2. There is no formal, standardized performance evaluation measurement system that school districts can use to evaluate teacher performance. Some districts have developed their own; most have not.
3. Education Minnesota, the statewide union that all public school teachers must currently belong to, consistently ranks in the Top Five of expenditures on lobbying the legislature, which does not include the union dues that are contributed to candidates for office.
We need to shift this balance if we are going to succeed in remodeling our public education framework to meet the needs and expectations of 21st century students. Here is what school districts need:
1. Decide whether teachers fall into the "essential employee" category that already covers firefighters, police and school principals.

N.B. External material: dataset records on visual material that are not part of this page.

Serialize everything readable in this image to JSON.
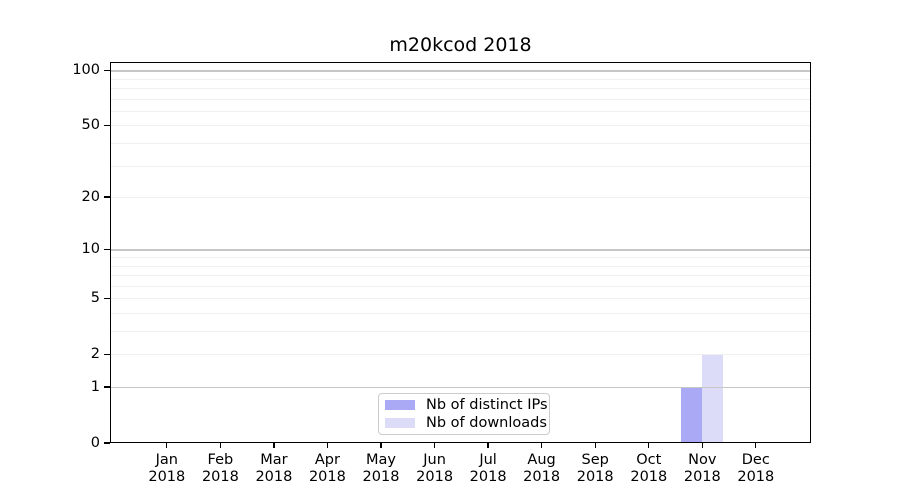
{
  "chart_data": {
    "type": "bar",
    "title": "m20kcod 2018",
    "x_months": [
      "Jan",
      "Feb",
      "Mar",
      "Apr",
      "May",
      "Jun",
      "Jul",
      "Aug",
      "Sep",
      "Oct",
      "Nov",
      "Dec"
    ],
    "x_year": "2018",
    "series": [
      {
        "name": "Nb of distinct IPs",
        "color": "#a9a9f5",
        "values": [
          0,
          0,
          0,
          0,
          0,
          0,
          0,
          0,
          0,
          0,
          1,
          0
        ]
      },
      {
        "name": "Nb of downloads",
        "color": "#dcdcf8",
        "values": [
          0,
          0,
          0,
          0,
          0,
          0,
          0,
          0,
          0,
          0,
          2,
          0
        ]
      }
    ],
    "yscale": "log1p",
    "ylim": [
      0,
      110
    ],
    "ytick_labels": [
      0,
      1,
      2,
      5,
      10,
      20,
      50,
      100
    ],
    "grid": "horizontal",
    "legend_position": "bottom-center-inside"
  }
}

If they don't, we need to give school board the latitude to make significant changes to teachers' Master Agreements. If they do, the legislature needs to classify them as such, eliminating their ability to strike over contract disputes.

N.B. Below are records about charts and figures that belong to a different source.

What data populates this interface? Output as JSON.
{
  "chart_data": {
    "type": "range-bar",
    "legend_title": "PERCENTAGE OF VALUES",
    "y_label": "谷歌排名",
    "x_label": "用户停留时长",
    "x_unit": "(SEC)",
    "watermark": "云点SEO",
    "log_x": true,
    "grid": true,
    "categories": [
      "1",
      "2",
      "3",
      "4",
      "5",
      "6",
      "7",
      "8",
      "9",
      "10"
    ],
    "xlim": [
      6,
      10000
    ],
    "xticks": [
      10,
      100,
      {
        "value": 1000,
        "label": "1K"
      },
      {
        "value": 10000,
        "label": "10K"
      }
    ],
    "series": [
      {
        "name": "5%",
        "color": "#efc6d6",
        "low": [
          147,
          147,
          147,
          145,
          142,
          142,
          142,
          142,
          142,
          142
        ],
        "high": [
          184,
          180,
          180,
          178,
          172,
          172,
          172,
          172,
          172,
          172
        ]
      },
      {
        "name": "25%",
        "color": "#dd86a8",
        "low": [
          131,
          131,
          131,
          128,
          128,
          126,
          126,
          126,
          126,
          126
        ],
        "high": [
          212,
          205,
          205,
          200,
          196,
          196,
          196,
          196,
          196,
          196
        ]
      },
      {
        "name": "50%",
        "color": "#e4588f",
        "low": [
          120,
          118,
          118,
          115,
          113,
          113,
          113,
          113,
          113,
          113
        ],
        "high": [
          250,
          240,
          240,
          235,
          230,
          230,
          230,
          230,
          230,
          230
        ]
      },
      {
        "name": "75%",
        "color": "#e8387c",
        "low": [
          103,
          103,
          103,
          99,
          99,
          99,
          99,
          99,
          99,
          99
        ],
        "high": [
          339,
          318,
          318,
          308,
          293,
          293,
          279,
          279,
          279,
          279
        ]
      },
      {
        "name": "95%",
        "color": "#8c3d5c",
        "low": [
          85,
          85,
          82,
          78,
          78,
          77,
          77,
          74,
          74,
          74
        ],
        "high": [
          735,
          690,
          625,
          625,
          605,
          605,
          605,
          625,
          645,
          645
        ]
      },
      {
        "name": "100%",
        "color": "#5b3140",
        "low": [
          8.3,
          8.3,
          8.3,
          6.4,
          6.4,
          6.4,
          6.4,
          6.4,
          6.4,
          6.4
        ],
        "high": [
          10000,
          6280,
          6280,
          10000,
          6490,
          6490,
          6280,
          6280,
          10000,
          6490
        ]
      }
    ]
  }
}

2. Upgrade teacher and administrator training programs to require mastery of data use to improve student instruction and outcomes.
3. Modify PELRA (state laws governing contract negotiations) to ensure that school districts can retain the most effective teachers, not just the teachers with the most seniority, and give teachers and other staff assignments that best fit their skill sets and the district's needs rather than simply by who has "bumping rights". Allow districts to modify or eliminate the "steps and lanes" automatic increases that classified employees now enjoy as needed to fit budgetary requirements without having to renegotiate the master agreement.
4. Create an independent arbitrator corps that can only consider "last, best total offer" proposals on contract negotiations rather than acting as a negotiator in their own right, or allow districts the ability to implement a contract without the labor unions' agreement. This modification would go a long way toward balancing the needs of individual school districts that must, by law, negotiate individually against the power of the statewide union organization.
5. Allow school boards to determine school calendars, including staff development days and other non-student contact work days. Set a minimum school year length (there is currently no standard; each district's number of student contact days is set by the teacher committee).
By remodeling the framework by which we operate our schools, we will go a long way toward modernizing our publica school system and meeting the Minnesota constitutional requirement of "thorough and efficient schools".